In the present study, no significant relationship was found between age and arterial oxygen desaturation. In a study by Staniforth et al. in 1998 performed on 104 patients, no significant relationship was found between age and arterial oxygen saturation. In this study, the nocturnal pulse oximetry was identified as a useful screening test for Cheyne-Stokes respiration in patients with heart failure [53]. However, in a study by Sin et al. to evaluate risk factors of CSA and OSA performed on 450 patients with heart failure, the patients with CSA were older than patients with OSA [9]. In a study by Liu et al. in 2006 on 56 elderly patients with CHF, 67.9% of patients had SRBD and the OSA prevalence was higher in older patients [54]. Male gender may be a risk factor for CSA because, in general, men have a less stable sleep architecture than women, with a greater number of sleep-wake transitions and shorter slow-wave sleep, which may predispose to respiratory control system instability and central apneas [55].

In our study, patients with a BMI greater than 25 had a mean arterial oxygen desaturation higher than patients with a lower BMI; however, no statistically significant difference was found between the two groups. Considering that polysomnography was not available in our study and evaluation of arterial oxygen desaturation was performed by using a portable pulse oximetry, there was no possibility to differentiate patients with OSA from CSA. However, since the prevalence of CSA in patients with cardiac failure is more than OSA, we expect that most of our patients have CSA, and the lack of significant correlation between BMI and arterial oxygen desaturation can be explained in this regard. In Javaheri et al.’s study, high BMI was more common only in patients with OSA [6]. In Sin et al.’s study, high BMI was significantly correlated with OSA. In this study, high BMI association with OSA, which was more in men, was due to android pattern of obesity in them [9].

In the present study, snoring at night (nocturnal snoring) was seen in 57.4% of patients. In heart failure patients who had nocturnal snoring, the mean arterial oxygen desaturation was more than in patients without this clinical symptom; but there was no statistically significant difference between the two groups. In Javaheri et al.’s study, 78% of patients with OSA had nocturnal snoring, and only 28% of patients with CSA had nightly snoring [6].
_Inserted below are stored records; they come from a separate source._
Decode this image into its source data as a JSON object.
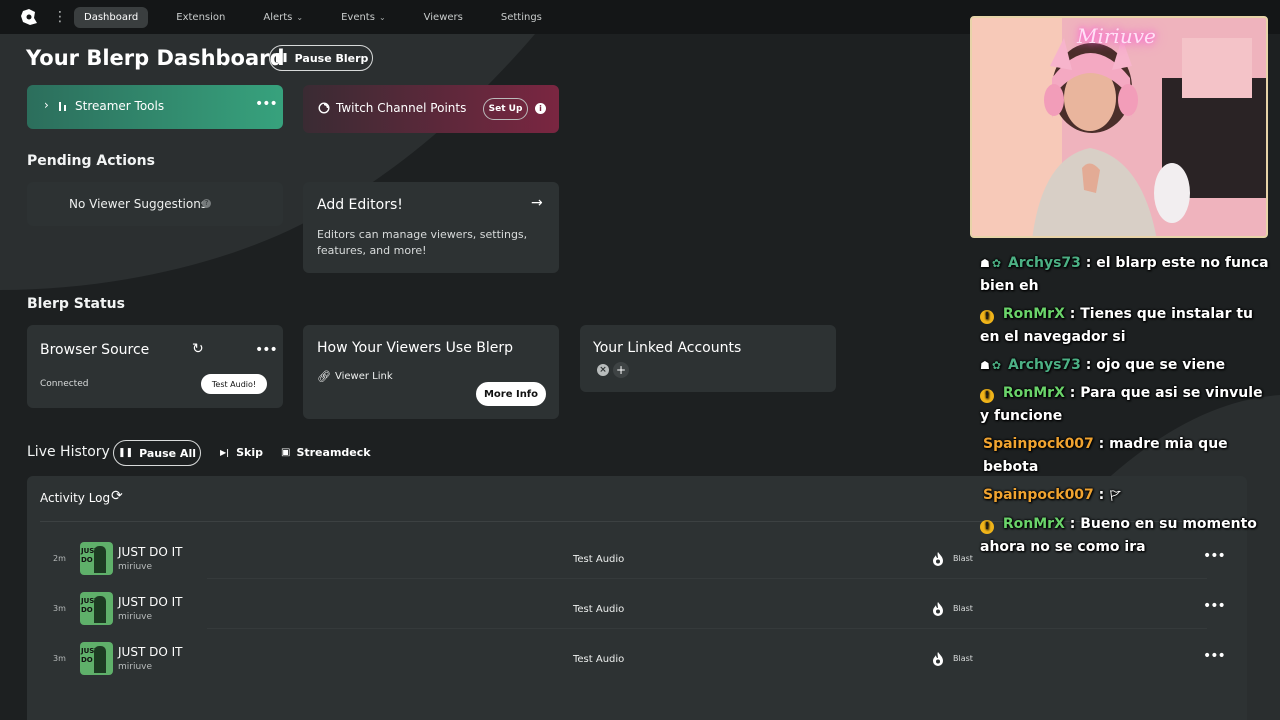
{
  "nav": {
    "tabs": [
      {
        "label": "Dashboard",
        "active": true
      },
      {
        "label": "Extension"
      },
      {
        "label": "Alerts",
        "dropdown": true
      },
      {
        "label": "Events",
        "dropdown": true
      },
      {
        "label": "Viewers"
      },
      {
        "label": "Settings"
      }
    ]
  },
  "header": {
    "title": "Your Blerp Dashboard",
    "pause_label": "Pause Blerp"
  },
  "tools": {
    "streamer_tools_label": "Streamer Tools",
    "twitch_label": "Twitch Channel Points",
    "setup_label": "Set Up"
  },
  "pending": {
    "heading": "Pending Actions",
    "no_suggestions": "No Viewer Suggestions",
    "editors_title": "Add Editors!",
    "editors_desc_line1": "Editors can manage viewers, settings,",
    "editors_desc_line2": "features, and more!"
  },
  "status": {
    "heading": "Blerp Status",
    "browser_source_title": "Browser Source",
    "connected": "Connected",
    "test_audio_btn": "Test Audio!",
    "viewers_use_title": "How Your Viewers Use Blerp",
    "viewer_link": "Viewer Link",
    "more_info": "More Info",
    "linked_accounts_title": "Your Linked Accounts"
  },
  "live": {
    "heading": "Live History",
    "pause_all": "Pause All",
    "skip": "Skip",
    "streamdeck": "Streamdeck",
    "activity_log": "Activity Log",
    "rows": [
      {
        "time": "2m",
        "title": "JUST DO IT",
        "user": "miriuve",
        "type": "Test Audio",
        "action": "Blast",
        "thumb_text": "JUST DO IT"
      },
      {
        "time": "3m",
        "title": "JUST DO IT",
        "user": "miriuve",
        "type": "Test Audio",
        "action": "Blast",
        "thumb_text": "JUST DO IT"
      },
      {
        "time": "3m",
        "title": "JUST DO IT",
        "user": "miriuve",
        "type": "Test Audio",
        "action": "Blast",
        "thumb_text": "JUST DO IT"
      }
    ]
  },
  "camera": {
    "neon_text": "Miriuve"
  },
  "chat": {
    "messages": [
      {
        "name": "Archys73",
        "name_color": "teal",
        "badge": "robot",
        "text": " : el blarp este no funca bien eh"
      },
      {
        "name": "RonMrX",
        "name_color": "green",
        "badge": "coin",
        "text": " : Tienes que instalar tu en el navegador si"
      },
      {
        "name": "Archys73",
        "name_color": "teal",
        "badge": "robot",
        "text": " : ojo que se viene"
      },
      {
        "name": "RonMrX",
        "name_color": "green",
        "badge": "coin",
        "text": " : Para que asi se vinvule y funcione"
      },
      {
        "name": "Spainpock007",
        "name_color": "orange",
        "badge": "",
        "text": " : madre mia que bebota"
      },
      {
        "name": "Spainpock007",
        "name_color": "orange",
        "badge": "",
        "text": " :"
      },
      {
        "name": "RonMrX",
        "name_color": "green",
        "badge": "coin",
        "text": " : Bueno en su momento ahora no se como ira"
      }
    ]
  },
  "colors": {
    "accent_green": "#37a27d",
    "twitch_red": "#7a2641",
    "chat_green": "#6ad36a",
    "chat_orange": "#f0a330"
  }
}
In our study, daytime sleepiness was seen in only 16.7% of the patients. In Wang et al.’s study, patients with heart failure who had SRBD were not mentioning daytime sleepiness [49]. The first goal in the treatment of SDB in CHF is to optimize CHF treatment. Conservative measures for OSA such as weight reduction, avoidance of supine position during sleep, and avoiding alcohol and sedative medications before sleep are also useful. Nocturnal CPAP therapy may be useful in treating SDB in CHF [56].

In the present study, there was a significant correlation between the severity of arterial oxygen desaturation rate and ejection fraction. In similar studies by Staniforth et al. [53], Javaheri et al. [6], and Shahar et al. [57], a significant correlation between decreased ejection fraction and arterial oxygen desaturation was seen.

5. Conclusion

Several studies in recent years have demonstrated the close relationship between sleep related breathing disorders (SRBD) and systolic heart failure. In the present study, 88% of patients with heart failure experienced SRBD during their total nocturnal recording time. Unfortunately, in clinical treatment of systolic heart failure, SRBD is hardly considered.

Conflict of Interests

The authors declare that there is no conflict of interests regarding the publication of this paper.